En los años pre NYT, esos de las fiestas interminables, una noche de San Patricio, borrado con whiskey irlandés y líneas de cocaína, fue enfrentado por su jefe en la revista en que laboraba. Este le dio un ultimátum: desintoxicación o despido. Optó por lo segundo y lo celebró en grande. La noche acabó peleándose con un amigo. Carr recordaba que este lo había recibido en su casa apuntándole con una pistola. En la serie de entrevistas que realizó para escribir sus antimemorias, el amigo lo retrucó: “Nunca he tenido un arma –dijo-. Quizá eras tú quien la tenía”.

Carr comprendió que sus recuerdos no eran de confiar y decidió ultrainvestigarse, contrastando versiones distintas de amigos, compañeros de trabajo o de sitios de desintoxicación, ex jefes y ex parejas. Su ex novia, la madre de sus gemelas, a quien golpeaba, fue otra fuente. Su mujer hasta el fin de los días, otra entrevistada. Su historial médico y policial también alimentó La noche de la pistola.

“Cuando empecé a llamar a gente y a preguntar en voz alta por qué el detalle que mejor recordaba era el que parecía más falso , el pasado cambió”, anotó.

Tuvo que recurrir a sesenta personas y a centenares de papeles. Todo lo aglutinó en 19,3 gigabytes de un disco duro,

Encontró amigos que recordaron que él sí tuvo una pistola, pese a que habría jurado que jamás tocó un arma.

Una vez apaleó a un taxista, le administró crack a la madre de sus mellizas el día del parto (en la mañana), y los servicios sociales le quitaron a sus hijas por un tiempo porque los dos padres eran unos yonquis.

Se dio cuenta de que pasó cinco veces por rehabilitación. Y no cuatro como una vez imaginó.

El último y definitivo tratamiento lo inició una noche de frío y viento en que abandonó, a la intemperie, a sus hijas en el coche para meterse coca en las narices. Esa tarde prometió que no sería un mal padre. Sin embargo, las niñas tenían 8 meses y no pocos días, como él recordaba.

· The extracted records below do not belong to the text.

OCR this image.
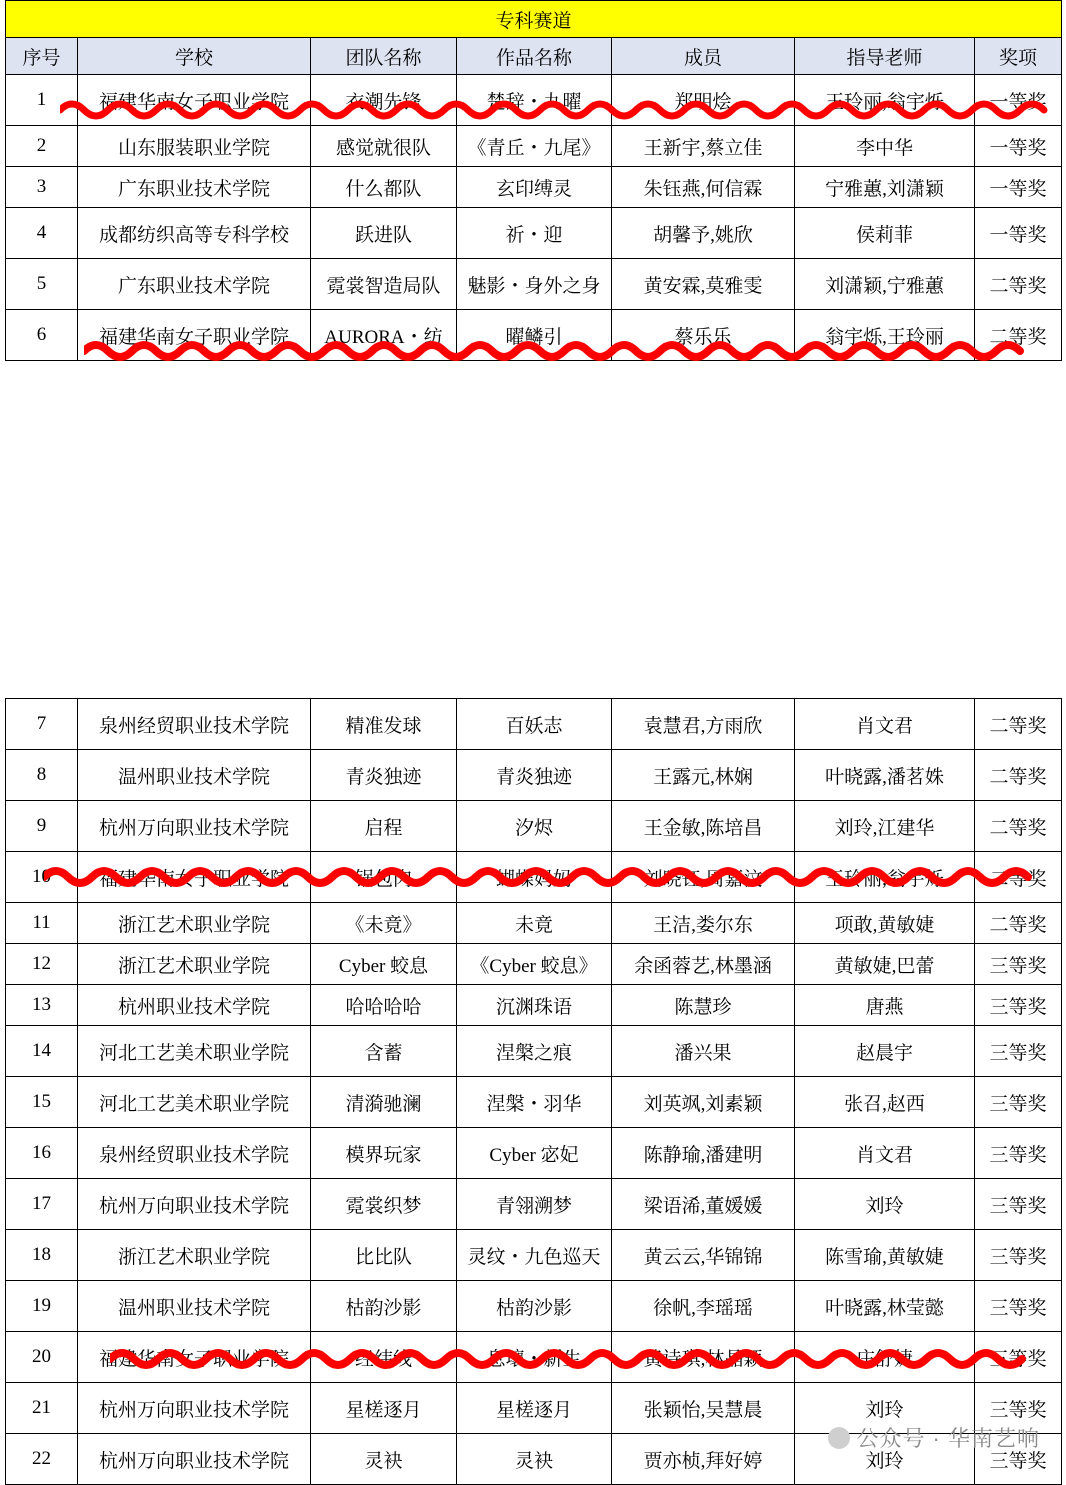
专科赛道						
序号	学校	团队名称	作品名称	成员	指导老师	奖项
1	福建华南女子职业学院	衣潮先锋	楚辞・九曜	郑明烩	王玲丽,翁宇烁	一等奖
2	山东服装职业学院	感觉就很队	《青丘・九尾》	王新宇,蔡立佳	李中华	一等奖
3	广东职业技术学院	什么都队	玄印缚灵	朱钰燕,何信霖	宁雅蕙,刘潇颖	一等奖
4	成都纺织高等专科学校	跃进队	祈・迎	胡馨予,姚欣	侯莉菲	一等奖
5	广东职业技术学院	霓裳智造局队	魅影・身外之身	黄安霖,莫雅雯	刘潇颖,宁雅蕙	二等奖
6	福建华南女子职业学院	AURORA・纺	曜鳞引	蔡乐乐	翁宇烁,王玲丽	二等奖
7	泉州经贸职业技术学院	精准发球	百妖志	袁慧君,方雨欣	肖文君	二等奖
8	温州职业技术学院	青炎独迹	青炎独迹	王露元,林娴	叶晓露,潘茗姝	二等奖
9	杭州万向职业技术学院	启程	汐烬	王金敏,陈培昌	刘玲,江建华	二等奖
10	福建华南女子职业学院	锅包肉	蝴蝶妈妈	刘晓钰,周嘉汶	王玲丽,翁宇烁	二等奖
11	浙江艺术职业学院	《未竟》	未竟	王洁,娄尔东	项敢,黄敏婕	二等奖
12	浙江艺术职业学院	Cyber 蛟息	《Cyber 蛟息》	余函蓉艺,林墨涵	黄敏婕,巴蕾	三等奖
13	杭州职业技术学院	哈哈哈哈	沉渊珠语	陈慧珍	唐燕	三等奖
14	河北工艺美术职业学院	含蓄	涅槃之痕	潘兴果	赵晨宇	三等奖
15	河北工艺美术职业学院	清漪驰澜	涅槃・羽华	刘英飒,刘素颖	张召,赵西	三等奖
16	泉州经贸职业技术学院	模界玩家	Cyber 宓妃	陈静瑜,潘建明	肖文君	三等奖
17	杭州万向职业技术学院	霓裳织梦	青翎溯梦	梁语浠,董媛媛	刘玲	三等奖
18	浙江艺术职业学院	比比队	灵纹・九色巡天	黄云云,华锦锦	陈雪瑜,黄敏婕	三等奖
19	温州职业技术学院	枯韵沙影	枯韵沙影	徐帆,李瑶瑶	叶晓露,林莹懿	三等奖
20	福建华南女子职业学院	经纬线	息壤・新生	黄诗琪,林晶颖	庄舒婕	三等奖
21	杭州万向职业技术学院	星槎逐月	星槎逐月	张颖怡,吴慧晨	刘玲	三等奖
22	杭州万向职业技术学院	灵袂	灵袂	贾亦桢,拜好婷	刘玲	三等奖
公众号 · 华南艺响
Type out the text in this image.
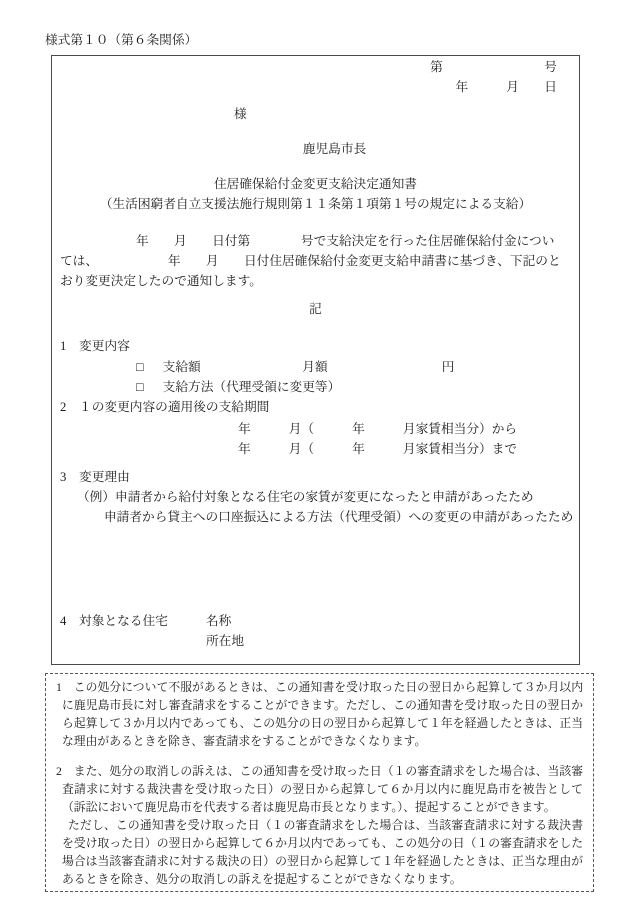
様式第１０（第６条関係）
第　　　　　　　　号
年　　　月　　日
様
鹿児島市長
住居確保給付金変更支給決定通知書
（生活困窮者自立支援法施行規則第１１条第１項第１号の規定による支給）
年　　月　　日付第　　　　号で支給決定を行った住居確保給付金につい
ては、　　　　　　年　　月　　日付住居確保給付金変更支給申請書に基づき、下記のと
おり変更決定したので通知します。
記
1　変更内容
□ 支給額　　　　　　　　月額　　　　　　　　　円
□ 支給方法（代理受領に変更等）
2　１の変更内容の適用後の支給期間
年　　　月（　　　年　　　月家賃相当分）から
年　　　月（　　　年　　　月家賃相当分）まで
3　変更理由
（例）申請者から給付対象となる住宅の家賃が変更になったと申請があったため
申請者から貸主への口座振込による方法（代理受領）への変更の申請があったため
4　対象となる住宅　　　名称
所在地

1　この処分について不服があるときは、この通知書を受け取った日の翌日から起算して３か月以内に鹿児島市長に対し審査請求をすることができます。ただし、この通知書を受け取った日の翌日から起算して３か月以内であっても、この処分の日の翌日から起算して１年を経過したときは、正当な理由があるときを除き、審査請求をすることができなくなります。

2　また、処分の取消しの訴えは、この通知書を受け取った日（１の審査請求をした場合は、当該審査請求に対する裁決書を受け取った日）の翌日から起算して６か月以内に鹿児島市を被告として（訴訟において鹿児島市を代表する者は鹿児島市長となります。）、提起することができます。

　ただし、この通知書を受け取った日（１の審査請求をした場合は、当該審査請求に対する裁決書を受け取った日）の翌日から起算して６か月以内であっても、この処分の日（１の審査請求をした場合は当該審査請求に対する裁決の日）の翌日から起算して１年を経過したときは、正当な理由があるときを除き、処分の取消しの訴えを提起することができなくなります。
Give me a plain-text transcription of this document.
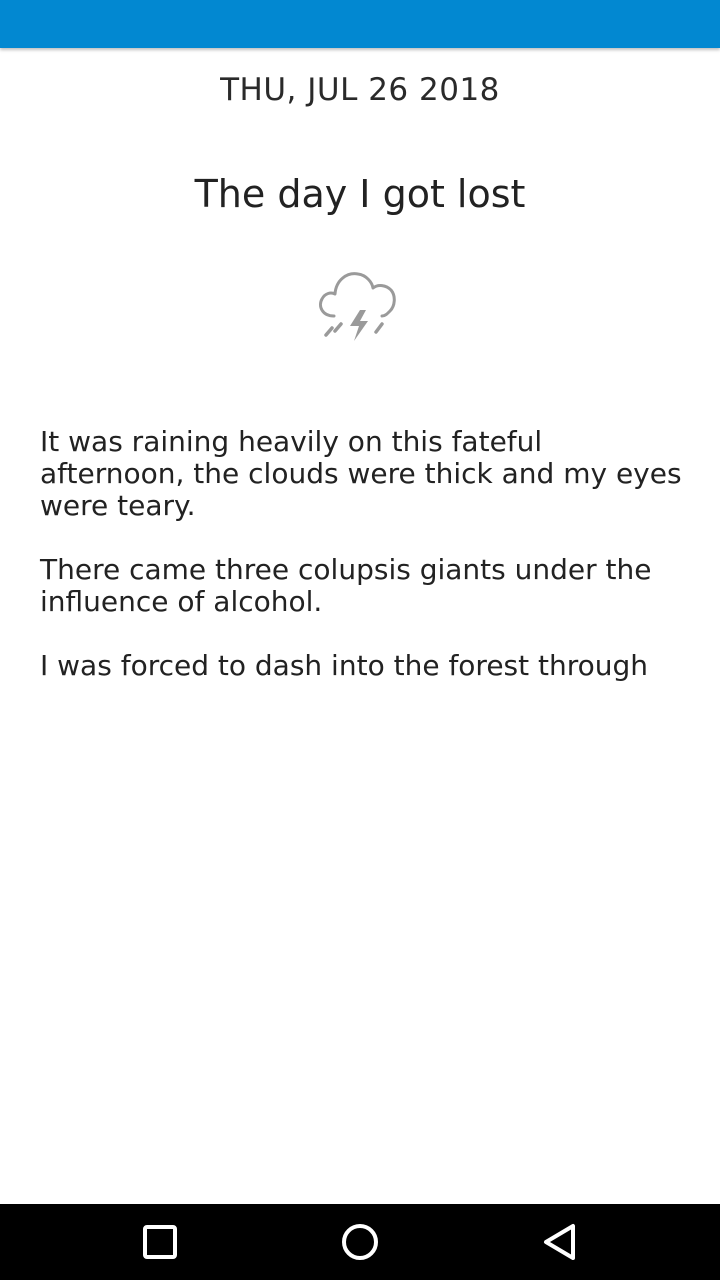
THU, JUL 26 2018
The day I got lost

It was raining heavily on this fateful afternoon, the clouds were thick and my eyes were teary.

There came three colupsis giants under the influence of alcohol.

I was forced to dash into the forest through
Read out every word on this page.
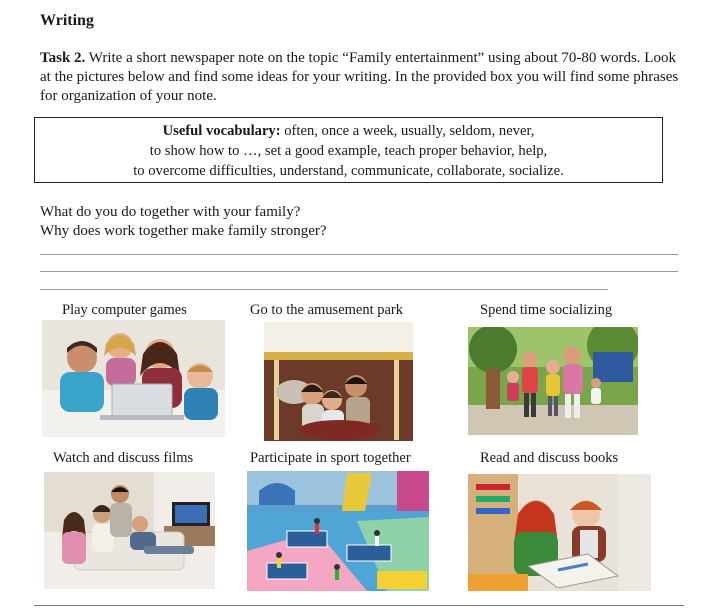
Writing
Task 2. Write a short newspaper note on the topic “Family entertainment” using about 70-80 words. Look at the pictures below and find some ideas for your writing. In the provided box you will find some phrases for organization of your note.
Useful vocabulary: often, once a week, usually, seldom, never,
to show how to …, set a good example, teach proper behavior, help,
to overcome difficulties, understand, communicate, collaborate, socialize.
What do you do together with your family?
Why does work together make family stronger?
Play computer games	Go to the amusement park	Spend time socializing
Watch and discuss films	Participate in sport together	Read and discuss books
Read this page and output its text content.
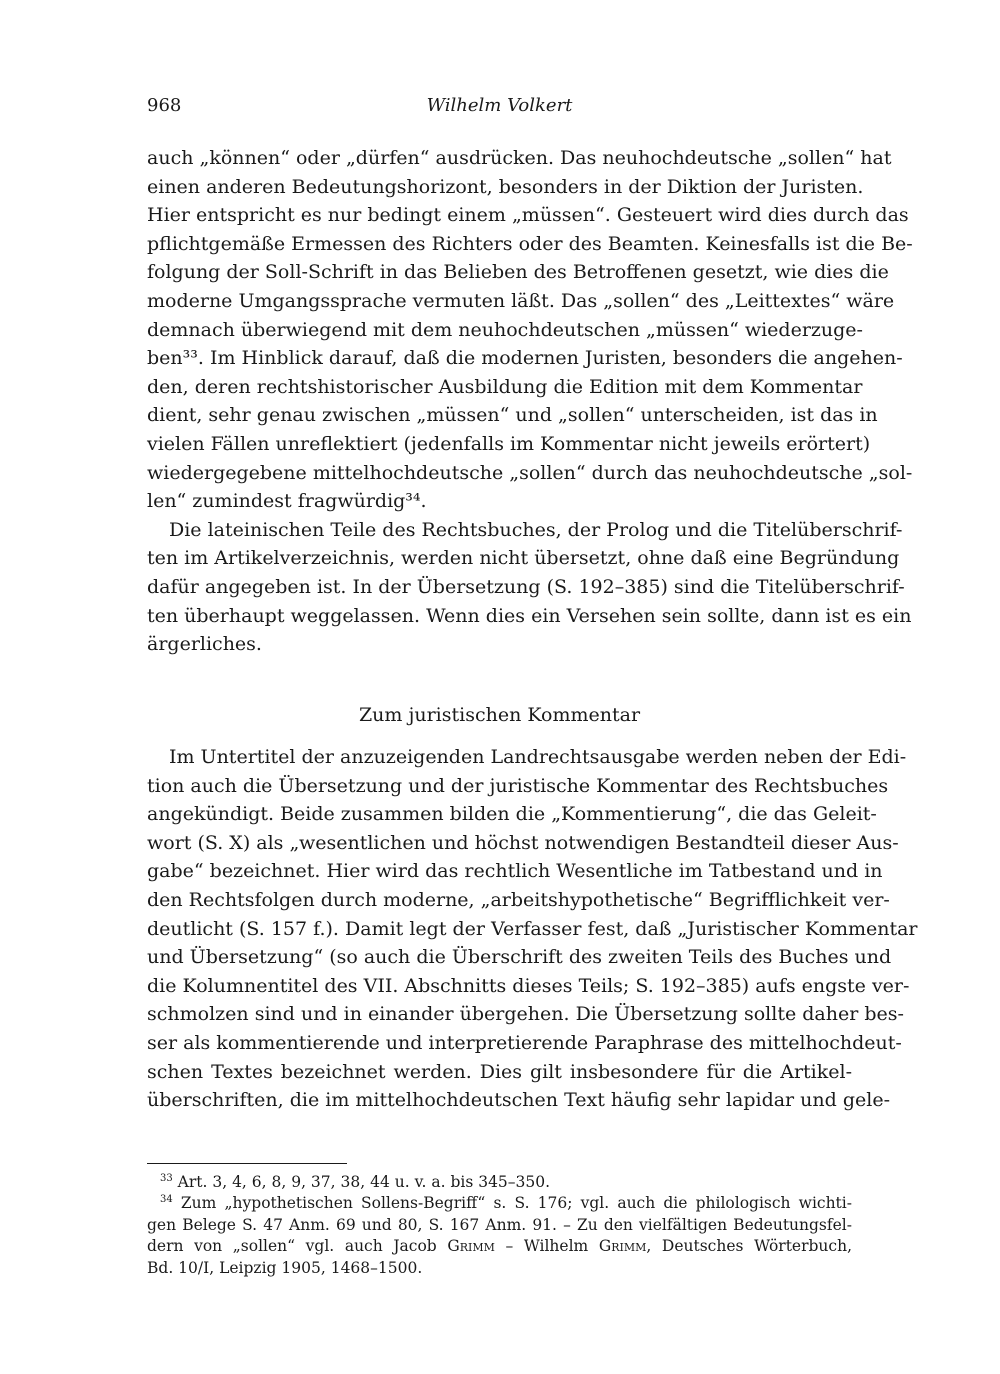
968	Wilhelm Volkert
auch „können“ oder „dürfen“ ausdrücken. Das neuhochdeutsche „sollen“ hat
einen anderen Bedeutungshorizont, besonders in der Diktion der Juristen.
Hier entspricht es nur bedingt einem „müssen“. Gesteuert wird dies durch das
pflichtgemäße Ermessen des Richters oder des Beamten. Keinesfalls ist die Be-
folgung der Soll-Schrift in das Belieben des Betroffenen gesetzt, wie dies die
moderne Umgangssprache vermuten läßt. Das „sollen“ des „Leittextes“ wäre
demnach überwiegend mit dem neuhochdeutschen „müssen“ wiederzuge-
ben³³. Im Hinblick darauf, daß die modernen Juristen, besonders die angehen-
den, deren rechtshistorischer Ausbildung die Edition mit dem Kommentar
dient, sehr genau zwischen „müssen“ und „sollen“ unterscheiden, ist das in
vielen Fällen unreflektiert (jedenfalls im Kommentar nicht jeweils erörtert)
wiedergegebene mittelhochdeutsche „sollen“ durch das neuhochdeutsche „sol-
len“ zumindest fragwürdig³⁴.
Die lateinischen Teile des Rechtsbuches, der Prolog und die Titelüberschrif-
ten im Artikelverzeichnis, werden nicht übersetzt, ohne daß eine Begründung
dafür angegeben ist. In der Übersetzung (S. 192–385) sind die Titelüberschrif-
ten überhaupt weggelassen. Wenn dies ein Versehen sein sollte, dann ist es ein
ärgerliches.
Zum juristischen Kommentar
Im Untertitel der anzuzeigenden Landrechtsausgabe werden neben der Edi-
tion auch die Übersetzung und der juristische Kommentar des Rechtsbuches
angekündigt. Beide zusammen bilden die „Kommentierung“, die das Geleit-
wort (S. X) als „wesentlichen und höchst notwendigen Bestandteil dieser Aus-
gabe“ bezeichnet. Hier wird das rechtlich Wesentliche im Tatbestand und in
den Rechtsfolgen durch moderne, „arbeitshypothetische“ Begrifflichkeit ver-
deutlicht (S. 157 f.). Damit legt der Verfasser fest, daß „Juristischer Kommentar
und Übersetzung“ (so auch die Überschrift des zweiten Teils des Buches und
die Kolumnentitel des VII. Abschnitts dieses Teils; S. 192–385) aufs engste ver-
schmolzen sind und in einander übergehen. Die Übersetzung sollte daher bes-
ser als kommentierende und interpretierende Paraphrase des mittelhochdeut-
schen Textes bezeichnet werden. Dies gilt insbesondere für die Artikel-
überschriften, die im mittelhochdeutschen Text häufig sehr lapidar und gele-
$^{33}$ Art. 3, 4, 6, 8, 9, 37, 38, 44 u. v. a. bis 345–350.
$^{34}$ Zum „hypothetischen Sollens-Begriff“ s. S. 176; vgl. auch die philologisch wichti-
gen Belege S. 47 Anm. 69 und 80, S. 167 Anm. 91. – Zu den vielfältigen Bedeutungsfel-
dern von „sollen“ vgl. auch Jacob Grimm – Wilhelm Grimm, Deutsches Wörterbuch,
Bd. 10/I, Leipzig 1905, 1468–1500.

Todos y todas las que hablaron no habían sido sus víctimas ni corrompidos por él. Darse cuenta fue un alivio. No era una colección de seres inocentes que habían sido dañados por su actuar. Muchos eran sus justos pares en los desaciertos.

La noche de la pistola es un gran reportaje autobiográfico. Memorias, pero repletas de post its con tachones.

Sus adicciones del pasado y su recaída posterior en el alcohol. Otra tacha.

David Carr utiliza el método periodístico, es decir, el de la verificación, ante cada uno de sus recuerdos. El libro no es la historia de redención de un adicto que sale a flote libre de culpa. Es más crudo. Es sólo el relato, sin maquillaje alguno.

“Repasar mi historia ha sido como arrastrarme sobre cristales rotos en la oscuridad. Yo les pegaba a las mujeres, asustaba a los niños, agredía a desconocidos, y era un mentiroso y un tramposo crónico con tal de obtener la siguiente dosis”, escribe.

La obra maestra de David Carr es la sucesión de la caída y de la redención en el más dedicado reportaje que escribió el periodista. Ese con cada detalle que él jamás aceptó olvidar o que fuese inexacto.

“Hoy tengo una vida que no merezco, pero todos pisamos esta tierra con la sensación de que somos un fraude. El truco es dar las gracias y confiar en que la aventura no termine pronto”. Así terminó sus días. Es la última línea del reportaje sobre su existencia partida en dos vidas.